Quatuor Ebène
Num poema dedicado a Charlotte von
Stein, a dama de companhia da princesa Anna Amalia em Weimar, Goethe incluiu
versos (“Ah, vós fostes, numa vida passada/ minha irmã ou minha esposa”) que,
150 anos depois, Freud interpretaria enquanto uma reedição de amor edipiano – sabe-se
que para o pai da psicanálise “o mecanismo da poesia é igual ao das fantasias
histéricas”. Já na peça “Die Geschwister” (em português, "Os Irmãos"), escrita no
mesmo ano (1776), o autor de “Fausto” recorre à convenção para justificar, de
fraternal para conjugal, a transição do afeto entre Wilhelm e Marianne. Admiradores
do pensador alemão, e por ele louvados, Felix (1809-1847) e Fanny Mendelssohn
(1805-1847) são agora reunidos pelo Quarteto Ebène de forma a fundamentar um
programa irrepreensivelmente concebido, numa voragem praticamente sanguinária
(se comparada, no caso de Felix, com a perspetiva dos quartetos Emerson ou Ysaÿe),
que converte estas viscerais tessituras em vasos enlaçados num só coração – até
porque, como escreveu Fanny numa carta ao irmão, “Felix, és o meu braço direito
e o menino dos meus olhos”. Numa fatalidade do destino, foi ele que não
suportou viver sem ela, sobrevivendo-lhe seis meses, não sem antes lhe consagrar,
em jeito de requiem, o “Quarteto de cordas nº6 em fá menor”, no qual empregou dispositivos
(trémulos a estremecer sobre notas pedais retumbando como sinos, etc.) que,
rumando à mais dilacerante angústia, recordam com pungência o quarteto “A Morte
e a Donzela”, de Schubert.
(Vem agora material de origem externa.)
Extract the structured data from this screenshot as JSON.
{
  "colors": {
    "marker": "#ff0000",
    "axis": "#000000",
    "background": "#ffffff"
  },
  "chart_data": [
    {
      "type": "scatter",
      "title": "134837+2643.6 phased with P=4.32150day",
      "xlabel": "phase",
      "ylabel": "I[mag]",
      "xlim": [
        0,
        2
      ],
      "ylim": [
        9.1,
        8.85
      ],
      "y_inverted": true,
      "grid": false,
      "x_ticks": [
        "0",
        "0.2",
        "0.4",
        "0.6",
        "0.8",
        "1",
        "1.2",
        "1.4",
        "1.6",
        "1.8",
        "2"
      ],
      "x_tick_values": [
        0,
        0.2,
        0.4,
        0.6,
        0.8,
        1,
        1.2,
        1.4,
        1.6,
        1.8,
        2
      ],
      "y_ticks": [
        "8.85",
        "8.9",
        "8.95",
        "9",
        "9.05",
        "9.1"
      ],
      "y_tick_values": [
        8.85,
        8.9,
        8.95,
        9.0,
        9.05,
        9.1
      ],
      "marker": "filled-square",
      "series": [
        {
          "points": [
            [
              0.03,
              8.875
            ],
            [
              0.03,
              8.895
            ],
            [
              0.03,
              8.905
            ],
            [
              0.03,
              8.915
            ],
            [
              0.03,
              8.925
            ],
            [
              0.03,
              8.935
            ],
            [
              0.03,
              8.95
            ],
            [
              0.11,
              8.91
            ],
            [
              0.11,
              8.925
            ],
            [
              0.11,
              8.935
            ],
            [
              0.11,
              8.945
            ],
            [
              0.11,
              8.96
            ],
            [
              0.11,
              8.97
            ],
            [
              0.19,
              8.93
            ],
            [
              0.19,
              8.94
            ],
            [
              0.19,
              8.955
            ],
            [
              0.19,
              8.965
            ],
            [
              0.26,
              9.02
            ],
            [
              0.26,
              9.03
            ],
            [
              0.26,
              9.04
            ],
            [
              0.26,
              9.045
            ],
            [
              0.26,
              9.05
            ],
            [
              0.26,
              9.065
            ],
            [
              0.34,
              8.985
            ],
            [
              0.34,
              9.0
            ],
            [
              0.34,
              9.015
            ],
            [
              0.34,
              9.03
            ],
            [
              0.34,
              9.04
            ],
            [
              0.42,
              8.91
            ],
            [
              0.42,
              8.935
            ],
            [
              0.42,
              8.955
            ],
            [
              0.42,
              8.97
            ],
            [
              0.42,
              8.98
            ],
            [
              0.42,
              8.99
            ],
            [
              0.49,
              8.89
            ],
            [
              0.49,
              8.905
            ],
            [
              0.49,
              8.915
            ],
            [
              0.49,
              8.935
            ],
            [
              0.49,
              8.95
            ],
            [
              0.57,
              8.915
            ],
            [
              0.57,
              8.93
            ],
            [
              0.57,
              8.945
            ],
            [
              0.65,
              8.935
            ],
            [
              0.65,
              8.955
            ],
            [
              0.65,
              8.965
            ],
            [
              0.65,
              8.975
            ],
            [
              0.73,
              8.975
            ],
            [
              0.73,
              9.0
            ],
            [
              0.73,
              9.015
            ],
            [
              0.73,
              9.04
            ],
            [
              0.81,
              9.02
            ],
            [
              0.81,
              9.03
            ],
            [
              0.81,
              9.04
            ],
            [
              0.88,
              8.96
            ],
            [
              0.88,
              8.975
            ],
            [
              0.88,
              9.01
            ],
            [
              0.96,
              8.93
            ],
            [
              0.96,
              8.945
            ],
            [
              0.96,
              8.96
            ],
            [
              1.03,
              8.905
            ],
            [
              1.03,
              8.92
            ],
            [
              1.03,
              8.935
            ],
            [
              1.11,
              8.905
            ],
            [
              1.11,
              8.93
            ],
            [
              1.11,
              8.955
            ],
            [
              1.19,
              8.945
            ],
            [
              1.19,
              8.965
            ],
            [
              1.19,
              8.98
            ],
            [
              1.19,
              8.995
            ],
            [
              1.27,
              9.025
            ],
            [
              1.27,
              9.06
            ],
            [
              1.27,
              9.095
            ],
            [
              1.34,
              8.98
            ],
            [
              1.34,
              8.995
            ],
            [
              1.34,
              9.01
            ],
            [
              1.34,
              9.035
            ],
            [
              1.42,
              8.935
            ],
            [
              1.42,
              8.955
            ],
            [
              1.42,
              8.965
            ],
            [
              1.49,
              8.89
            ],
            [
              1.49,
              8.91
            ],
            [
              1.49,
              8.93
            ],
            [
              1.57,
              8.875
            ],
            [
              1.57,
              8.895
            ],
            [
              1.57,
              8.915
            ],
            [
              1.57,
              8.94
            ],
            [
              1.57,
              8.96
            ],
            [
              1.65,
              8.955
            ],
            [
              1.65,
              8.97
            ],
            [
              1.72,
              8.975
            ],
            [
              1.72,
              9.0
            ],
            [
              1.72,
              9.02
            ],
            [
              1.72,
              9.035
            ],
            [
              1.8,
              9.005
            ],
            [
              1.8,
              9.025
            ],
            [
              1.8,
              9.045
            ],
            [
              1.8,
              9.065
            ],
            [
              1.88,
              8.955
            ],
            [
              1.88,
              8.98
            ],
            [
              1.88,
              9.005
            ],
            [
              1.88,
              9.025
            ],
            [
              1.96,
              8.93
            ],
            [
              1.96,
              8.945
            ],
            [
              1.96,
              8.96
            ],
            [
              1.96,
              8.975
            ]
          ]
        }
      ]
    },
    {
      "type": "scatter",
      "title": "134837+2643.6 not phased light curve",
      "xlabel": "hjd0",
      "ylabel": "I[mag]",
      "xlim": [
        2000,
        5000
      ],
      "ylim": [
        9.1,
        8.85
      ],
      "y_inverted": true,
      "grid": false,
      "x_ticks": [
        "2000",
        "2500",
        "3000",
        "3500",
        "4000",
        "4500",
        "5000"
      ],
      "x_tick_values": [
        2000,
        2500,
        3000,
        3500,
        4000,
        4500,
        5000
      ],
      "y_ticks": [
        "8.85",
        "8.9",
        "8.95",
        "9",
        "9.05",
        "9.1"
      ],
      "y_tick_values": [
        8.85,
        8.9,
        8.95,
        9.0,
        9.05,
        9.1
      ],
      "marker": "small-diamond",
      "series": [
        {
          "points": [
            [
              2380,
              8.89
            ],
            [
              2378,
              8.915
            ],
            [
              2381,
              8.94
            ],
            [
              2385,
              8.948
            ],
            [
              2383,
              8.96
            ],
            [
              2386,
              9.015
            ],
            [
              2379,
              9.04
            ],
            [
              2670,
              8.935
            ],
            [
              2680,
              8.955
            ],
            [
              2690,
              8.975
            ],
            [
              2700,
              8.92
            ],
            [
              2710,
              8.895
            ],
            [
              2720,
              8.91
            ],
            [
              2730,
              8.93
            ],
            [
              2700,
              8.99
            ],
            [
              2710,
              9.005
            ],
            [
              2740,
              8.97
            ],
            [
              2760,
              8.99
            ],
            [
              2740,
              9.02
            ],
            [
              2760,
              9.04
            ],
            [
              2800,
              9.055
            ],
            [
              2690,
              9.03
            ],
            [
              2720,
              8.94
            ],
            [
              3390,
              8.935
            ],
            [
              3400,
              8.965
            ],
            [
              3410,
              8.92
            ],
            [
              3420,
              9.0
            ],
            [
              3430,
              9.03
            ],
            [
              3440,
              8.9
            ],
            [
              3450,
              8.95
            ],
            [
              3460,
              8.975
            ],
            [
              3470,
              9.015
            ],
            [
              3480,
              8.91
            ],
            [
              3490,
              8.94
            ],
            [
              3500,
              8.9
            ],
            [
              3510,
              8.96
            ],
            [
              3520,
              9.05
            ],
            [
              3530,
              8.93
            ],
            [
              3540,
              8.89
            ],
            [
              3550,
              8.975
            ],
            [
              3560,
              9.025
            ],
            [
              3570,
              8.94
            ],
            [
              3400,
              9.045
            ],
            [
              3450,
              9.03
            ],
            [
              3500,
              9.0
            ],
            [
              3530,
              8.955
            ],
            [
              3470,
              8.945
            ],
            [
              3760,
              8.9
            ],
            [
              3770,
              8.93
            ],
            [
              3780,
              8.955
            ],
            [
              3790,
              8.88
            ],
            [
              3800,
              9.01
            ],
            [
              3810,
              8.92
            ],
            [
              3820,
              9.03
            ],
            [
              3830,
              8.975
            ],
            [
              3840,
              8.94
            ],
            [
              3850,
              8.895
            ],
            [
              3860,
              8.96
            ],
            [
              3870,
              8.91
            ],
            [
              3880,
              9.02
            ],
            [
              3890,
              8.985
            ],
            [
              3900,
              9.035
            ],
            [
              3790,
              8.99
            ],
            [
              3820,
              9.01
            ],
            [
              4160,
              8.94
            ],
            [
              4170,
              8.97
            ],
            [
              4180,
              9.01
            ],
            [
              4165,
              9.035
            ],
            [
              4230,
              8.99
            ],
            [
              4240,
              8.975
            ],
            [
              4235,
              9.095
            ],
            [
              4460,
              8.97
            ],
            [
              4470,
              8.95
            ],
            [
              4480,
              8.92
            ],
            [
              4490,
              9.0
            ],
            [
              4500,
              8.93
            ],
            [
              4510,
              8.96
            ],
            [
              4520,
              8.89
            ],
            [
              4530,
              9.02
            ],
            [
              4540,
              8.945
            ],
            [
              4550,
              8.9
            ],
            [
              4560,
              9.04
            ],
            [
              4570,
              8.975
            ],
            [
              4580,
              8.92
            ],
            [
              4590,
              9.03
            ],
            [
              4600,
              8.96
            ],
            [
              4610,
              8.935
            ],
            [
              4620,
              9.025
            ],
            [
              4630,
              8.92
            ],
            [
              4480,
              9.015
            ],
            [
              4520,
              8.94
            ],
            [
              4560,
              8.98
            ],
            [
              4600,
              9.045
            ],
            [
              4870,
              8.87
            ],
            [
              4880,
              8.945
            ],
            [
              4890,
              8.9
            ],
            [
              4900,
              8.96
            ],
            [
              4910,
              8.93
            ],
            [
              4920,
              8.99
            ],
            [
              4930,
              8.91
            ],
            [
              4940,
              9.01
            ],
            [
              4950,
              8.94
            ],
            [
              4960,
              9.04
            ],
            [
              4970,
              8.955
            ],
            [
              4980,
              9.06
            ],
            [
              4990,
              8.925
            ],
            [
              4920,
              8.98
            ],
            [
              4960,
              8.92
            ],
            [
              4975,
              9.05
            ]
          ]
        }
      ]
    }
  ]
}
O “Quarteto de cordas nº2 em lá menor”, composto em
1827, igualmente assombrado por uma vida ceifada, é um eco do derradeiro
Beethoven do “Quarteto nº 16”. Entre eles, o “Quarteto de Cordas em mi bemol
maior”, de Fanny, um discreto libelo feminista na tonalidade da “Sinfonia Heroica”,
sugere uma furtiva genialidade que importa recuperar.